Historia de un director idiota (Sergio Candel, 2009)| Por Víctor de la Torre
Historia de un director idiota resulta un título especialmente indicado para ser visionado en un formato que prima ante todo la accesibilidad y cercanía, de ahí que su carácter anecdótico termine por jugar a su favor, ofreciendo una divertida, a ratos desconcertante aproximación a las diversas circunstancias que confluyen en un rodaje cinematográfico llevado a cabo, en gran medida, por amor al arte. Y es que lo que a primera vista parece una aproximación cómica a las desventuras de un atribulado director que moviliza a medio pueblo para poder rodar su nuevo proyecto sin apenas presupuesto acaba derivando en una inesperada reflexión, no exenta de autocrítica, sobre las tensiones a las que abocan los cineastas sin personalidad ni bagaje, y de cómo estas carencias se trasladan inexorablemente al resto del equipo, imposibilitando el necesario entendimiento en el que fluyan libremente las ideas y opiniones. Partiendo de una concepción democrática de la creación -máxime en una disciplina artística donde la obra resultante surge del aporte y el esfuerzo de decenas de personas- el que su máximo responsable no sea capaz de insuflar a los que le rodean una visión inequívoca de lo concebido en imágenes, producto de una reflexión de calado y no de la mera aquiescencia con lo que se supone desea ver el público, resulta descorazonador; y a lo postre patético, si encima uno no reconoce sus limitaciones, enroscándose en sus ridículos argumentos y tomando por disidencia lo que no son sino opiniones divergentes.
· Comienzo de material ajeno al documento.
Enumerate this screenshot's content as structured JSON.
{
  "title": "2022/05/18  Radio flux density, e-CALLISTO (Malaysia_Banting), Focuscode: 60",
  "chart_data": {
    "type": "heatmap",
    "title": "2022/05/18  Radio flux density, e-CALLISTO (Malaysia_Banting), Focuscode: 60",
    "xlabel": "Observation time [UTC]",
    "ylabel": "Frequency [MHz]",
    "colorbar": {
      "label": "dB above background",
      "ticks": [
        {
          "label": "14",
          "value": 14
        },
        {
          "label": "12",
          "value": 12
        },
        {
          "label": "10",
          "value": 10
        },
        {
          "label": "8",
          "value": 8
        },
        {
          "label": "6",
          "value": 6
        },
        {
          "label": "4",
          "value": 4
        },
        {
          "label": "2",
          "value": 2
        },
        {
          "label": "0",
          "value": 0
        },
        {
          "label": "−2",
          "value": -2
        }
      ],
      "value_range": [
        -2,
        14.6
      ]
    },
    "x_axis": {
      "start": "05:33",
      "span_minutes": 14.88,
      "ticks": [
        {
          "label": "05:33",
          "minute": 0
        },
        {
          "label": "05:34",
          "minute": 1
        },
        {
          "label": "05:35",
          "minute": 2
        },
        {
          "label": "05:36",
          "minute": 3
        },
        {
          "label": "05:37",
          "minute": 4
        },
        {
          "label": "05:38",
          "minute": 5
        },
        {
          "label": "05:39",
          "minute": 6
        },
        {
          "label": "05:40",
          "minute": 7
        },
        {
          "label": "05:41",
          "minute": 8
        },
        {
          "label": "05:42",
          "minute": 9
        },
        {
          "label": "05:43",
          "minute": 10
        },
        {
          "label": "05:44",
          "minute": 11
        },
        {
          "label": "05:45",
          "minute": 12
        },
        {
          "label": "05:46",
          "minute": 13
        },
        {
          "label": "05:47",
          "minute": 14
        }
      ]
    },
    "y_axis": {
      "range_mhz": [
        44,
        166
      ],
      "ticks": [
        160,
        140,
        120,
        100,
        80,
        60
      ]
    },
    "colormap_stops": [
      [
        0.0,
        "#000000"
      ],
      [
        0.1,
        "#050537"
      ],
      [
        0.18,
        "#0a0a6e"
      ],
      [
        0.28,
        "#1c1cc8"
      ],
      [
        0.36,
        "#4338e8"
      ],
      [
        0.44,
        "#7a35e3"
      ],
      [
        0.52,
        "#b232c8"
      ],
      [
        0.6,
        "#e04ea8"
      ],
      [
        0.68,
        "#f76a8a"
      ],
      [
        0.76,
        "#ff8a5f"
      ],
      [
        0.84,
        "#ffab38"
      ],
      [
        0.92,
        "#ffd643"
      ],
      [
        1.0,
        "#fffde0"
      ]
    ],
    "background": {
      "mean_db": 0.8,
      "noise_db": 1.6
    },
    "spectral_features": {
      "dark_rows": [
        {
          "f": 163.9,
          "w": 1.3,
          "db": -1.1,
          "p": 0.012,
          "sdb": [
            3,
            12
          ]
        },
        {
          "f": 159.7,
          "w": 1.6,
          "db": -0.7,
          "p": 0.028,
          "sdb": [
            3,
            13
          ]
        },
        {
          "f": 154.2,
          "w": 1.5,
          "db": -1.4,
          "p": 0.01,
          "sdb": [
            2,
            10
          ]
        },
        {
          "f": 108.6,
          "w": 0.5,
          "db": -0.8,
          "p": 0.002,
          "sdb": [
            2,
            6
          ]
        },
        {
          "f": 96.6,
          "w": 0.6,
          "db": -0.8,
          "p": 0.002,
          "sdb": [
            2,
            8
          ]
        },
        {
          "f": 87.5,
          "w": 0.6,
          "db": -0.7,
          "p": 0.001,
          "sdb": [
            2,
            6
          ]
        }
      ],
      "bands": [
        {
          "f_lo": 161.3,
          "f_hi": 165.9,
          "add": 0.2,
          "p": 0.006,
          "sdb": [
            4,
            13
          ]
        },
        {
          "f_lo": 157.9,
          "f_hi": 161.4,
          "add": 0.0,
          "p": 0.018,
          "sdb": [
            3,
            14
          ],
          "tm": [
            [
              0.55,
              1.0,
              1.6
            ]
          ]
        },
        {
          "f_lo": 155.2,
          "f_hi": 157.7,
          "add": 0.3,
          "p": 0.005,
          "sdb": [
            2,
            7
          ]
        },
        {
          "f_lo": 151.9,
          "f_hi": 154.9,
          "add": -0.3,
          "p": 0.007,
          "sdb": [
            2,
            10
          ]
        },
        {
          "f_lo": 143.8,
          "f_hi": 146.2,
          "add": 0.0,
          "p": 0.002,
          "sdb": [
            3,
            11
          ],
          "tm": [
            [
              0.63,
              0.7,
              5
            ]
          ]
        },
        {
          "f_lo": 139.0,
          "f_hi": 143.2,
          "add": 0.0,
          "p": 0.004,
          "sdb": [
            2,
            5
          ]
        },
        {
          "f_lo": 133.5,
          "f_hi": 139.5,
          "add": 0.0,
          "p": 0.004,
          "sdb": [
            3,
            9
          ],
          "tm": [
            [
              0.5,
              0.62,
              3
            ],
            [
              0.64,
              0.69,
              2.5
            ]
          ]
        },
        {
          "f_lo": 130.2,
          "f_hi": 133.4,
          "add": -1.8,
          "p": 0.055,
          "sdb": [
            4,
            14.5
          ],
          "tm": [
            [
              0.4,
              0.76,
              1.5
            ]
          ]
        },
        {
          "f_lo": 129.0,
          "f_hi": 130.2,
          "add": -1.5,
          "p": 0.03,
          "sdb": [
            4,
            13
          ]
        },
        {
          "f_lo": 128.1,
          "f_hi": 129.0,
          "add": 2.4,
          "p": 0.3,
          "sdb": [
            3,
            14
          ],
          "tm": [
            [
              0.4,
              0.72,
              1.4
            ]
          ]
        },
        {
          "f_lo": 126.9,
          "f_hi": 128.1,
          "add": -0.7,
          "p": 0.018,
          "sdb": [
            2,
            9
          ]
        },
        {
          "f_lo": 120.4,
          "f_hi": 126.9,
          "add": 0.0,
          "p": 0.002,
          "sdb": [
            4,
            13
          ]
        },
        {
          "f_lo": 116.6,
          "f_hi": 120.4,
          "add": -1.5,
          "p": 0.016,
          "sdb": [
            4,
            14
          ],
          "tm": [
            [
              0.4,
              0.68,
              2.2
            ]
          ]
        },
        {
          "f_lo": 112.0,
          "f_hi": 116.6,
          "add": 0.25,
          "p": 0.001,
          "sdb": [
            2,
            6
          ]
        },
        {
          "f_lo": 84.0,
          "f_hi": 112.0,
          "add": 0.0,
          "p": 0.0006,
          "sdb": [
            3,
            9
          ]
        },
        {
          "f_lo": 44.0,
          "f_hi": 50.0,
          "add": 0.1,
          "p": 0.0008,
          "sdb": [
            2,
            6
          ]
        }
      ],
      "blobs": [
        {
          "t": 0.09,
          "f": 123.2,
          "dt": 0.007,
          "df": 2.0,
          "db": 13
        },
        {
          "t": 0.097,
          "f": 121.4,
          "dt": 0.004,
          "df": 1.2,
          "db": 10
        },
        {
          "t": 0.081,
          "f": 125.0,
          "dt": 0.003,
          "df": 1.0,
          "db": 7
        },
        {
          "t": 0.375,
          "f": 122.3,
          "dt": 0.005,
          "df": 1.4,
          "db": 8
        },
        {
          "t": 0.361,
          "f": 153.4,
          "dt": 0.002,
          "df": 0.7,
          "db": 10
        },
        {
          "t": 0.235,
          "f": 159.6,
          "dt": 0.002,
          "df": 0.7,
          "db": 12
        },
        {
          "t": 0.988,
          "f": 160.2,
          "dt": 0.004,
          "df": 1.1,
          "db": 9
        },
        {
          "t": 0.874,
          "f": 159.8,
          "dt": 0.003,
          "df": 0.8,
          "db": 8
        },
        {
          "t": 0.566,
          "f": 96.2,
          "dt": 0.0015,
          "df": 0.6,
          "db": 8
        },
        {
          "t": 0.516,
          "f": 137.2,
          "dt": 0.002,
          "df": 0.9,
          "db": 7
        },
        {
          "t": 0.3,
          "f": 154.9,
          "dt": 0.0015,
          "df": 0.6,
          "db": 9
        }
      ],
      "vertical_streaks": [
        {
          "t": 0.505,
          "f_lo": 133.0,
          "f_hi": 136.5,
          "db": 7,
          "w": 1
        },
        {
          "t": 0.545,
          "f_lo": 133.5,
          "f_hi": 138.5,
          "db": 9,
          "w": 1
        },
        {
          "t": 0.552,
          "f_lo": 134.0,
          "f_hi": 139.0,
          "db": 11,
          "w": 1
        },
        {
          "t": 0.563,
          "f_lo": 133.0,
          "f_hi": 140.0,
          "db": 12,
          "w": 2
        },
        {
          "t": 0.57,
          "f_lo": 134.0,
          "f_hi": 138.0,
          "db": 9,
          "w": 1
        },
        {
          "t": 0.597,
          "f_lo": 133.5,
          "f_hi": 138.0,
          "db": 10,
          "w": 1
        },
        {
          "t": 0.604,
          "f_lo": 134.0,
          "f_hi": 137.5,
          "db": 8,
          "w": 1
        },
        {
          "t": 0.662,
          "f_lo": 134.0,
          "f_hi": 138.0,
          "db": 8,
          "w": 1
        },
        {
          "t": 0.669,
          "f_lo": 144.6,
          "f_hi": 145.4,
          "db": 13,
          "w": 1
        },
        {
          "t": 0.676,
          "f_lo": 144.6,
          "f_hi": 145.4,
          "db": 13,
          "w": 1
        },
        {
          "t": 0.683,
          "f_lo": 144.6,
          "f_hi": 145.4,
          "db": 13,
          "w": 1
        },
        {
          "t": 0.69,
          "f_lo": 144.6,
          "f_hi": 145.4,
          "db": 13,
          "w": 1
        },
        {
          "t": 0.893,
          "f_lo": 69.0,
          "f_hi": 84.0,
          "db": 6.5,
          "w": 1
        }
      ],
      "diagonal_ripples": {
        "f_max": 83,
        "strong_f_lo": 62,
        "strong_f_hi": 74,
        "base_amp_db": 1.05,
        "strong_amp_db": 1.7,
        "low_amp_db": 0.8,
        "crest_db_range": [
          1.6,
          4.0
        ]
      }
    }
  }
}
Es desde el momento en que Sergio (Sergio Candel) pasa a ser un personaje más -¿interpretándose a si mismo?-, y Nacho (Nacho Marraco) y Carla (Carla Sánchez) se convierten a su vez en intérpretes de los personajes que hasta entonces encarnaban que el filme da un giro de 360 grados, enrareciendo el ambiente y trasladando acertadamente al espectador parte de la congoja que los propios actores experimentan, desmotivados por un director que no deja de pedirles una cosa y la contraria. Trascendido así el humor costumbrista a que da pie el tono documental, lo que termina por imponerse es una sensación agridulce en el paladar: que una película, por pequeña que sea, fracase por la incompetencia de su alma mater es un drama que no conviene pasar por alto. Aunque suceda bajo la cálida luz estival del Mediterráneo valenciano.